AARP told HuffPost in February that the organization wanted to wait until after the election to publicize its view of specific Social Security provisions. It has not hesitated to differentiate between different Social Security proposals before past elections, however. In 2012, AARP published a voters’ guide comparing presidential and congressional candidates’ views on Social Security and Medicare alongside AARP’s “principles” for the programs.

AARP has touted data on the views of its current members to promote “Take A Stand.” Sixty-seven percent of the 23,000 members surveyed by AARP said the future of Social Security is their top election concern.

Frederick Lynch, author of the book One Nation Under AARP: The Fight Over Medicare, Social Security, and America’s Future and a professor at Claremont McKenna College, speculated that the group’s focus on Social Security’s solvency is an attempt to appeal to younger Americans, whom it views as its future members.

“AARP may be responding to data they must have about X-er and Millennials’ deep doubts about the future of entitlements,” Lynch said.
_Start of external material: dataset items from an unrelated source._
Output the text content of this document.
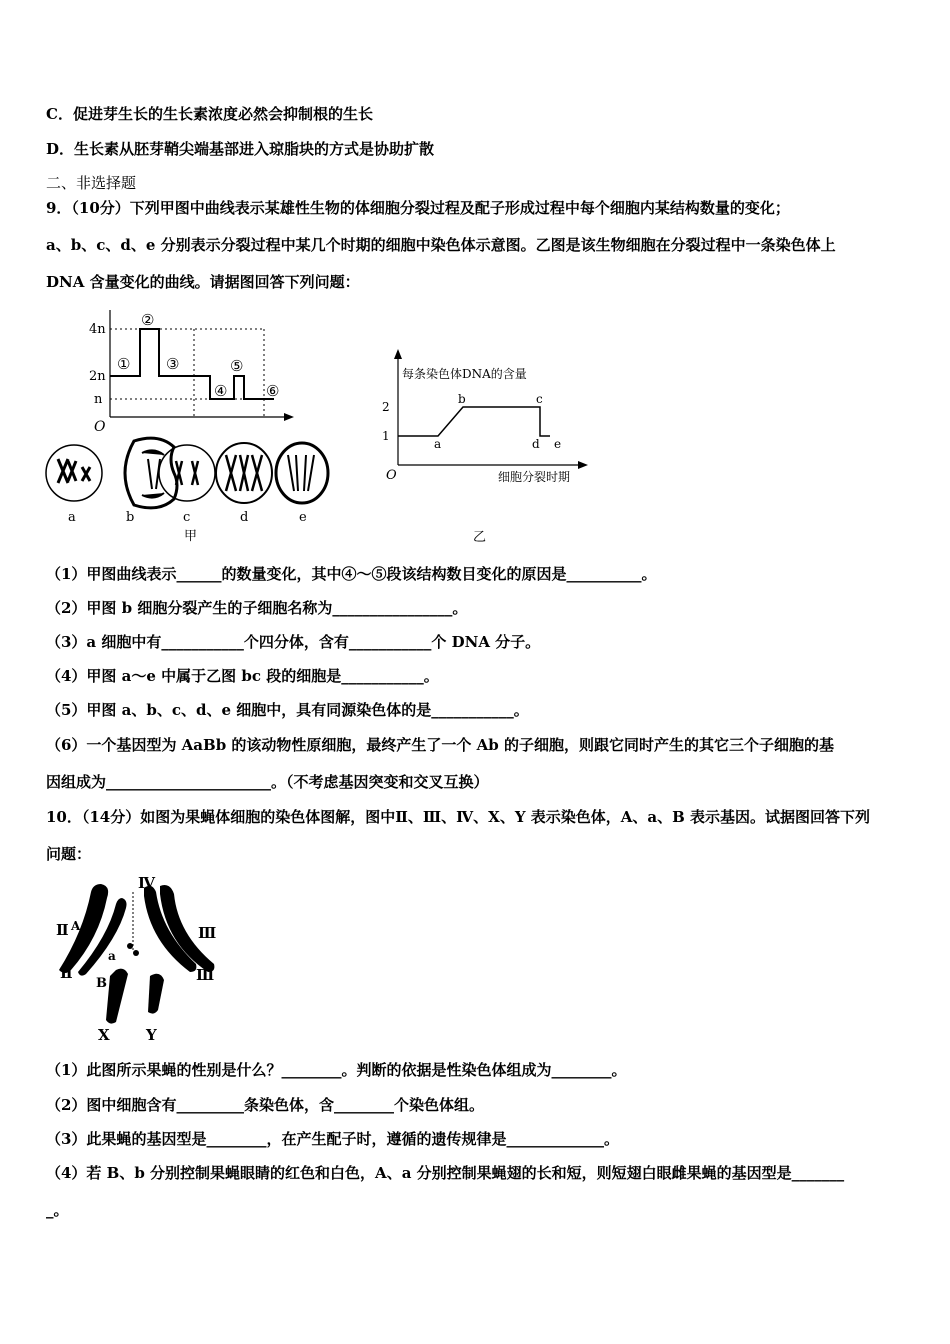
C．促进芽生长的生长素浓度必然会抑制根的生长
D．生长素从胚芽鞘尖端基部进入琼脂块的方式是协助扩散
二、非选择题
9．（10分）下列甲图中曲线表示某雄性生物的体细胞分裂过程及配子形成过程中每个细胞内某结构数量的变化；
a、b、c、d、e 分别表示分裂过程中某几个时期的细胞中染色体示意图。乙图是该生物细胞在分裂过程中一条染色体上
DNA 含量变化的曲线。请据图回答下列问题：
4n
2n
n
O
②
① ③	⑤
④	⑥
a	b	c	d	e
甲
每条染色体DNA的含量
细胞分裂时期
O
2
1
a
b	c
d e
乙
（1）甲图曲线表示______的数量变化，其中④～⑤段该结构数目变化的原因是__________。
（2）甲图 b 细胞分裂产生的子细胞名称为________________。
（3）a 细胞中有___________个四分体，含有___________个 DNA 分子。
（4）甲图 a～e 中属于乙图 bc 段的细胞是___________。
（5）甲图 a、b、c、d、e 细胞中，具有同源染色体的是___________。
（6）一个基因型为 AaBb 的该动物性原细胞，最终产生了一个 Ab 的子细胞，则跟它同时产生的其它三个子细胞的基
因组成为______________________。（不考虑基因突变和交叉互换）
10．（14分）如图为果蝇体细胞的染色体图解，图中Ⅱ、Ⅲ、Ⅳ、X、Y 表示染色体，A、a、B 表示基因。试据图回答下列
问题：
Ⅳ
Ⅱ A
Ⅱ
a
B
Ⅲ
Ⅲ
X Y
（1）此图所示果蝇的性别是什么？________。判断的依据是性染色体组成为________。
（2）图中细胞含有_________条染色体，含________个染色体组。
（3）此果蝇的基因型是________，在产生配子时，遵循的遗传规律是_____________。
（4）若 B、b 分别控制果蝇眼睛的红色和白色，A、a 分别控制果蝇翅的长和短，则短翅白眼雌果蝇的基因型是_______
_。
But even if younger voters lack confidence in the future of Social Security, they clearly don’t support scaling it back in order to secure it. The Pew poll from last year found that 61 percent of millennials oppose cutting benefits.

As Social Security Works’ Lawson argues, the public wants politicians “to take the right stand, not a stand.”

“We know what that is and so does AARP,” he said. “They know what their members want, and saying anything else is ridiculous.”